Wednesday, September 20, 2017

Hirshhorn + Newseum

One massive perk of Washington DC is its number of museums - free and otherwise. Seventeen of the nineteen Smithsonian museums are in DC - all of which are free - and each one takes at least an hour to properly explore. My favorites are the art institutions (no surprise there): the American Art Museum, the National Gallery of Art, and the Hirshhorn. The Hirshhorn was most recently hyped over its temporary Infinity Mirrors exhibit, but its permanent collection is well worth a visit as well. The top floor is my favorite, as it's full of modern pieces that cover everything from hyper-realistic sculptures to twists on classic art to neon lights to the straight up strange. 

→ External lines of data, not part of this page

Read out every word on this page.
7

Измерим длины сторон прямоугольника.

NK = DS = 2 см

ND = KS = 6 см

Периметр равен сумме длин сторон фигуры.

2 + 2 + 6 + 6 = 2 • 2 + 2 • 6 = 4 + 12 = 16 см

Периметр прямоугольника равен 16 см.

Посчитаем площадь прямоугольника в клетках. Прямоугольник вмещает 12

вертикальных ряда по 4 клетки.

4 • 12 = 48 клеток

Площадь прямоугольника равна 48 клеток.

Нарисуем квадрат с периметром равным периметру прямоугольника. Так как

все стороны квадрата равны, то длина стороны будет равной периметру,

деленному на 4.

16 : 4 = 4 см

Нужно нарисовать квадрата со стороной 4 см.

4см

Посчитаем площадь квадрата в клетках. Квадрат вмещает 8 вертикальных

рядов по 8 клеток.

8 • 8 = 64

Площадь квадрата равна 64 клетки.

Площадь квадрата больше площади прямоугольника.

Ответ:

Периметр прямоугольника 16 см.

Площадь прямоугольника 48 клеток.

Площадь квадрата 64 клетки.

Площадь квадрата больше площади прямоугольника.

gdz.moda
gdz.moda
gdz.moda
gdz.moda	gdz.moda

I've spent so much time at the free museums that I've covered only a few of the pay-to-enter sites, but the seemingly most popular one among DC locals is the Newseum, a museum dedicated to journalism. It's more interesting than the title may seem: the Newseum contains exhibits with fascinating artifacts and police file evidence, such as a large section of the Berlin Wall, the Unabomber's cabin, the antenna from the top of the World Trade Center, and newspapers dating back as far as the 1400s, as well as sections about the freedom of information and the press across the globe and a gallery of Pulitzer Prize-winning photos. It's easy to spend an entire day at the Newseum (tickets are good for two consecutive days) and its exhibits leave you thinking well after you've left.